BACKGROUND: Cardiac stem cells (CSCs) play a vital role in cardiac homeostasis. A decrease in the efficiency of cardiac stem cells is speculated in various cardiac abnormalities. The maintenance of a healthy stem cell population is essential for the prevention of adverse cardiac remodeling leading to cardiac failure. Famotidine, a histamine-2 receptor antagonist, is currently used to treat ulcers of the stomach and intestines. In repurposing the use of the drug, reduction of cardiac hypertrophy and improvement in cardiac function of spontaneously hypertensive rats (SHR) was reported by our group.

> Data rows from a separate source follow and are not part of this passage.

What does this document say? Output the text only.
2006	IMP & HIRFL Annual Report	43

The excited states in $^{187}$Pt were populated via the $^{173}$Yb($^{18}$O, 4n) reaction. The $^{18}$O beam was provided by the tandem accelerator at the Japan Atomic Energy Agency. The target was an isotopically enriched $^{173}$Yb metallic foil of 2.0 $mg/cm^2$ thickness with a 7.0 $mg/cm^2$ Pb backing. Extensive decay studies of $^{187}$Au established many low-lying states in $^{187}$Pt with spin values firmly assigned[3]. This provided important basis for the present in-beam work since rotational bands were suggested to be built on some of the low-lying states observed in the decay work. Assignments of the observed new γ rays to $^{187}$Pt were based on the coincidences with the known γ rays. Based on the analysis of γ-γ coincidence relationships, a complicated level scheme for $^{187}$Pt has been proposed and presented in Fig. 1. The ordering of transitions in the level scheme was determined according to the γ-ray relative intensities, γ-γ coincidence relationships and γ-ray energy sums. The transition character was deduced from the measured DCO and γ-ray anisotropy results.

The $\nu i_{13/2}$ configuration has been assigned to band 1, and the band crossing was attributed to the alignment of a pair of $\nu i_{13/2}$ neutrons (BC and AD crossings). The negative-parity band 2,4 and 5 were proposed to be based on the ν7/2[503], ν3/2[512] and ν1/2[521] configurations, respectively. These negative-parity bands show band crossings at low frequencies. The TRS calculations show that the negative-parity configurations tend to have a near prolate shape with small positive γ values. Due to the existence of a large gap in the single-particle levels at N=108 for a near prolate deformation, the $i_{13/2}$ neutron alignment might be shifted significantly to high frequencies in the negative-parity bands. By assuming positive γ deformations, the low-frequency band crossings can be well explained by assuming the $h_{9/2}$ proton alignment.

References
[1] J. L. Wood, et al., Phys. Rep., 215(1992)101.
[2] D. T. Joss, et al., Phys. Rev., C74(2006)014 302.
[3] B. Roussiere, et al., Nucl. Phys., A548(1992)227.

Given that stem cells are affected in cardiac pathologies, the effect of histamine-2 receptor antagonism on CSC characteristics was investigated. METHODS: To examine whether famotidine has a positive effect on CSCs, spontaneously hypertensive rats (SHR) treated with the drug were sacrificed; and CSCs isolated from atrial appendages was evaluated. Six-month-old male SHRs were treated with famotidine (30 mg/kg/day) for two months. The effect of famotidine treatment on migration, proliferation and survival of CSCs was compared with untreated SHRs and normotensive Wistar rats. RESULTS: Functional efficiency of CSCs from SHR was compromised relative to that in Wistar rat. Famotidine increased the migration and proliferation potential, along with retention of stemness of CSCs in treated SHRs. Cellular senescence and oxidative stress were also reduced. The expression of H2R was unaffected by the treatment. DISCUSSION: As anticipated, CSCs from SHRs were functionally impaired. Stem cell attributes of famotidine-treated SHRs was comparable to that of Wistar rats. Therefore, in addition to being cardioprotective, the histamine 2 receptor antagonist modulated cardiac stem cells characteristics. Restoration of stem cell efficiency by famotidine is possibly mediated by reduction of oxidative stress as the expression of H2R was unaffected by the treatment. Maintenance of healthy stem cell population is suggested as a possible mechanism underlying the cardioprotective effect of famotidine.